The substitution of valine for glutamic acid in the β-chain of hemoglobin S (HbS) is associated with the formation of hemoglobin polymers that promote vaso-occlusion, organ infarcts, and sickle cell crises. Polymer formation is retarded by hydroxyurea, which increases fetal hemoglobin, or by replacement of hematopoietic stem cells via allogeneic transplantation. But these measures are occasionally ineffective or infeasible in many patients with sickle cell disease (SCD). Replacement of the gene for βS-globin might cure this disorder.
To examine the safety and effectiveness of gene therapy for SCD, investigators prepared a modified βA-globin gene encoding an antisickling variant (βA-T87Q) incorporated into a self-inactivating lentiviral vector. The final product, LentiGlobin BB305, was transduced into bone marrow-enriched CD34+ cells obtained from a 13-year-old boy with severe homozygous SCD refractory to hydroxyurea. Following marrow ablation with busulfan, the patient was infused with the transduced stem cells.

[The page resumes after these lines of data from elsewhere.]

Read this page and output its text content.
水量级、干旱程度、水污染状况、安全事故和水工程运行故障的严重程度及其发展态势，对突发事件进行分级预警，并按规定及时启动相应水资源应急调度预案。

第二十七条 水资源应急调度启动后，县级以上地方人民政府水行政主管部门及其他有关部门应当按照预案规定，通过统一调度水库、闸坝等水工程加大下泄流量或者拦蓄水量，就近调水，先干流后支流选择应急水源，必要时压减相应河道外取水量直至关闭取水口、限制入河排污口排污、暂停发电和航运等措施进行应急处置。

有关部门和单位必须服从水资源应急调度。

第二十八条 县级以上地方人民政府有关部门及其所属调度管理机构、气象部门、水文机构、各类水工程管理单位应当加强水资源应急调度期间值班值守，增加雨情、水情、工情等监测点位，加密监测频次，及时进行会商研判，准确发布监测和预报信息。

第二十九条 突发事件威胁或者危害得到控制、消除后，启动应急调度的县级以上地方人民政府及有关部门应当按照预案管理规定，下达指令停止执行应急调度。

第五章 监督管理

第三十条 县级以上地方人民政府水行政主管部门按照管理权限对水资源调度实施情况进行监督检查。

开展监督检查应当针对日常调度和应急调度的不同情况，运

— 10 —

Engraftment of neutrophils was achieved on day 38 after transplantation, and platelet engraftment was achieved on day 91. Various cell lines displayed progressive increases in gene marking, and hemoglobin rose to 12 g/dL, enabling red cell transfusions to be discontinued by day 88. By month 15 after transplantation, HbT87Q constituted 48% of hemoglobin, and HbS constituted 49%. Previous signs of hemolysis had disappeared, and no new SCD-related clinical events occurred. In addition, no evidence of lentivirus replication or insertional mutagenesis was observed.